Карголомский не ответил ей ничего. И не в его обычае было гримасничать, пугая кого-то суровым выражением лица. Но князь по роду своему происходил из бар. И чувствуя перед собой барина, старуха подалась назад, склонив голову.
Тепло-о… До чего тут тепло-о… Как же ловко они печь натопили, жар стоит невероятный! Ох, хорошо. Ах, замечательно. Кажется, сама стихия жизни пыхнула мне в лицо печным теплом, когда я входил вместе со всеми нашими в горницу…
Кроме хозяйки жил в доме дед. Он лежал на высокой лавке, укрывшись рогожей. Звук наших шагов напугал старика. Он немедленно натянул рогожу до самых очей, и я первое время видел только его макушку, седенькую и лысоватую. Да еще тихонько качалась лубяная люлька с младенцем, привешенная к железному крюку, торчащему из потолка.
– Болеет ваш супруг? – осведомился Карголомский.
– Да как болееть? Помираеть.
– Что же вы ребенка в другой дом не унесли? Тиф для него губителен.
Старуха помедлила и едва слышно забормотала:
– Глухая я… Не пойму чего-то… Совсем глухая стала… Ничего не слышу, ничего не пойму…
– Тетеря! – зарокотал Епифаньев, – малого загубишь! При больном зачем его держишь?
Я пригляделся к печи: не пошла ли она трещинами от епифаньевского голосины? Цела. Еще поработает на мою несчастную ногу.
Старухе стало ясно – ссылками на глухоту от нас не отделаешься.
– Дак… мы люди простыя, кого Бог прибереть, того и прибереть…
Дед зашевелился под рогожей, поправил подушку и выглянул.
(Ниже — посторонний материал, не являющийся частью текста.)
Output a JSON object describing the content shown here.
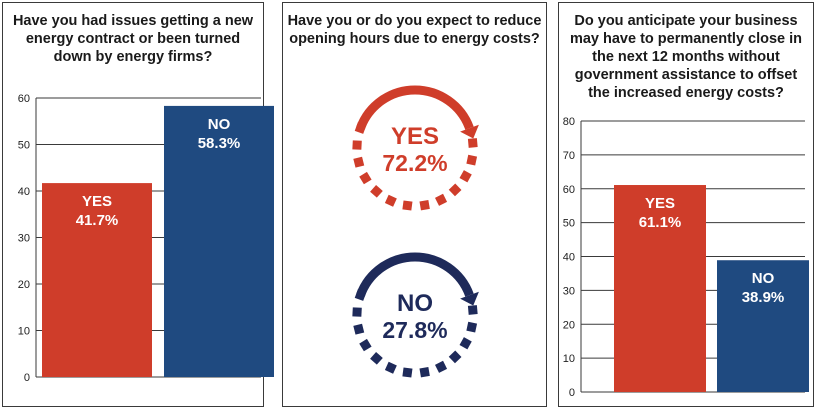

Интересно ему стало, какие гости пожаловали ко двору. Лицо у него оказалось птичье, остроносое, с едва заметным подбородком и маленьким ртом. Дед рассматривал нас деловито, вертел головой, тыльной стороной ладони вытирал губы. Ни малейших следов болезни я не заметил.
И стало во мне понемногу подниматься раздражение. А не прав ли часом Епифаньев? Не ломает ли перед нами комедию гостеприимное население? Не хотят ли пахари-богоносцы выпереть чужаков на ночь глядя? Злость подкатила мне под горло тугим комом. Неужто надо мне лишиться ноги, чтобы им спокойно почивать на печке? А? Неужто нам всем у костра замерзать или по взводу на избенку тесниться? Почему нет в них никакого милосердия? Почему?
Карголомский, щуря глаза, спрашивает:
– А где ваш кормилец?
Старуха молчала с полминуты, потом вздыхает и говорит:
– Дак померли. Все померли. На Пятидесятницу в землю закопали и кормильца, и Настю нашу… Одни мы тут, скоро сами помрем…
Слышится мне фальшивинка в ее словах. К тому же дед начинает картинно кашлять и корчиться на лавке. Больно резов старичок.
– Ком-медия! Сейчас помру, – сообщает Епифаньев.
– Чувствуешь жар? – нервно интересуется Евсеичев.